Data Science Laboratory System – Programming and Scripting Languages

Although every computer language is suitable for data, some languages lend themselves especially well for working with certain types or sources of data, or processing the data in certain ways, and so are of particular use to the data scientist.

This is the sixth in a series on setting up a Data Science Laboratory server – the first is located here. My plan is to set up a system that allows me to install and test various methods to store, process and deliver data. These systems range from simple text manipulation to Relational Databases and distributed file and compute environments. Where possible, I plan to install and configure the platforms and code locally. The outline of the series so far looks like this:

I’ll repeat a disclaimer I’ve made in the previous articles – I do this in each one because it informs how you should read the series:

This information is not an endorsement or recommendation to use any particular vendor, software or platform; it is an explanation of the factors that influenced my choices. You can choose any other platform, cloud provider or other software that you like – the only requirement is that it fits your needs. As I always say – use what works for you. You can examine the choices I’ve made here, change the decisions to fit your needs and come up with your own system. The choices here are illustrative only, and not meant to sell you on a software package or vendor.

In this article, I’ll explain my choices for languages that interact directly with data using programming and scripting languages. This is an introductory article; I’ll follow it with practical examples of how to use each in another article.

My philosophy on information technology is this: “All computing is merely re-arranging data“. Every programming language or scripting interface deals with taking data as input, operating on that data, and returning or creating some output of the data. As such, almost any language is suitable for a data professional to learn and use with the data they need to compute. However, certain languages lend themselves especially well for working with certain types or sources of data, or processing the data in certain ways. In this article, I’ll explain a few of those and the situations I find that they fit best.

One final caveat – pretty much anything can be done with a given language. If there is a language you’re familiar with, you’re probably efficient with it and you should install and use that as your “go-to” language. Since this is a “lab” system, however, you should experiment with the languages I show here in addition to others that you find interesting.

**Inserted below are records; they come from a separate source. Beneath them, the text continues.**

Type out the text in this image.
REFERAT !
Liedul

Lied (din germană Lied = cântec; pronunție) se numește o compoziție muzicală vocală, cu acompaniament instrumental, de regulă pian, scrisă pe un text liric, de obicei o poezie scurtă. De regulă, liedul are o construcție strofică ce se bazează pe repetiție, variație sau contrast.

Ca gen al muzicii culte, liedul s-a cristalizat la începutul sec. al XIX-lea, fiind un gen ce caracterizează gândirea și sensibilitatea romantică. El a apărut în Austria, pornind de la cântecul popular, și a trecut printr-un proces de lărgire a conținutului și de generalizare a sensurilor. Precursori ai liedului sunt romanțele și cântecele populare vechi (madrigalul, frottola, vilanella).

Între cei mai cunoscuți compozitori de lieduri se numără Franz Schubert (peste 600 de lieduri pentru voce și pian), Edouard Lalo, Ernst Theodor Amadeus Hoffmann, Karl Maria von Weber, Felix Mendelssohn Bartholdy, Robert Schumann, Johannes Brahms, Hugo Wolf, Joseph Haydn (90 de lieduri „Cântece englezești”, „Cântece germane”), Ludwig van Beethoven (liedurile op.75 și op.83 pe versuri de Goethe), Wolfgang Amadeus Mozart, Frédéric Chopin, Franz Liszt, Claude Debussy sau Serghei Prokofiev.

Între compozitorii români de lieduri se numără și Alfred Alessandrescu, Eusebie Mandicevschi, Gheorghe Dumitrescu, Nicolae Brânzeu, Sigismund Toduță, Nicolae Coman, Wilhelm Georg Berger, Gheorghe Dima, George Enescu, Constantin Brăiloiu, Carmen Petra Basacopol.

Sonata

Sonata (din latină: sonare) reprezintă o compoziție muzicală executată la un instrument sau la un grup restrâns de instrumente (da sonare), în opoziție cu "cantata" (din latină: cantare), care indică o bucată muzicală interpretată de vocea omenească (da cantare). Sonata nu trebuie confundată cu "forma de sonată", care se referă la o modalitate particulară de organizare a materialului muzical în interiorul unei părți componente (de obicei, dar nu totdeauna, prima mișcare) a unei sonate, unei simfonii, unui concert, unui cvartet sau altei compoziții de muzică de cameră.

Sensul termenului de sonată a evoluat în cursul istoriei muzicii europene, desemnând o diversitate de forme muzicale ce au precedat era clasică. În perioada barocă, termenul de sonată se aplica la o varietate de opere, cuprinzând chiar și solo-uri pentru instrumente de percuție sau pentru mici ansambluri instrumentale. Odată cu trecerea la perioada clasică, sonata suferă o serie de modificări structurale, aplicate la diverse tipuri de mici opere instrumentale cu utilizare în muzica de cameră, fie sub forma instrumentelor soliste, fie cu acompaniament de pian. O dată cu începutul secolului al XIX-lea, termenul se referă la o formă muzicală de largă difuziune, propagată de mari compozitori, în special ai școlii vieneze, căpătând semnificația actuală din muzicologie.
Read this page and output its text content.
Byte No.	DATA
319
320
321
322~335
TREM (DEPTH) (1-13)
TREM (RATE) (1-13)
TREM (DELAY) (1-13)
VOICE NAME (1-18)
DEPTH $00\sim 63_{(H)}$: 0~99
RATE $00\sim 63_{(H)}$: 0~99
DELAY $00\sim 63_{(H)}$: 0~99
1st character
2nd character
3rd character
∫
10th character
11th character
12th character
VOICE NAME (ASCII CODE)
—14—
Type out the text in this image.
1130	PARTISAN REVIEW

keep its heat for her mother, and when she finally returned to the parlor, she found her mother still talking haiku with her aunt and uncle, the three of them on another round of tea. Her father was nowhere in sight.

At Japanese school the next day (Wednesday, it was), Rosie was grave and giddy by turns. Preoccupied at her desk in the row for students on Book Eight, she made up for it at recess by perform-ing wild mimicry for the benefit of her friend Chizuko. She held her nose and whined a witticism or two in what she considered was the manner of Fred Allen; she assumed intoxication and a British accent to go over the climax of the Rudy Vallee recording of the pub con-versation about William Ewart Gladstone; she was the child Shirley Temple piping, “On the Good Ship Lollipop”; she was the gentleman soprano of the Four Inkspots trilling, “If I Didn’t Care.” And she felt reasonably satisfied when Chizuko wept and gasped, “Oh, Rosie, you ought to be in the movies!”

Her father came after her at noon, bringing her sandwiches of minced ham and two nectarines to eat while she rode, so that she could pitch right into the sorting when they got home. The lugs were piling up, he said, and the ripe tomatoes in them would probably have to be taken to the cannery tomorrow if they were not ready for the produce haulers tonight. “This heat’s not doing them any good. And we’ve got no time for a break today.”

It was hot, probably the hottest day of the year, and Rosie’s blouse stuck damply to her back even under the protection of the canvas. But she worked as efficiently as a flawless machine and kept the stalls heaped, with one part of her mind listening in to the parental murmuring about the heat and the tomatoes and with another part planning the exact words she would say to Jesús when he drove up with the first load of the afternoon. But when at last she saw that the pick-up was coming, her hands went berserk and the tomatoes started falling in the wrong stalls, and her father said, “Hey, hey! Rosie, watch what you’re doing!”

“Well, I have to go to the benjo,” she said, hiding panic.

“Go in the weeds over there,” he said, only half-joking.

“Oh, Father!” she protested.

Experimentation is the entire point of building this particular system.

SQL

I’ll start with the Structured Query Language, or SQL. I separate out this language since it has attributes of higher-level languages such as functions and strong data-types, but lacks richer features such as graphical interface control, complete system functions, working with objects and the like. It’s also not technically a scripting language, as it is tied to a specific “engine” for interpretation of data calls.

That last point is important – SQL is an interpreted language (like scripting) meaning that there is a complete system needed to accept, change and execute and return the commands and their output. Higher-level languages are compiled into a binary package that is executed on a given architecture.

SQL is a declarative language paradigm, which means you write statements describing what you want, without coding how that will end up happening on the system. This is a very simple way of starting to work with data, and by layering these statements you can create very powerful constructs quickly and with just a little practice. SQL is also quite easy to read, if not a bit wordy for complex programs.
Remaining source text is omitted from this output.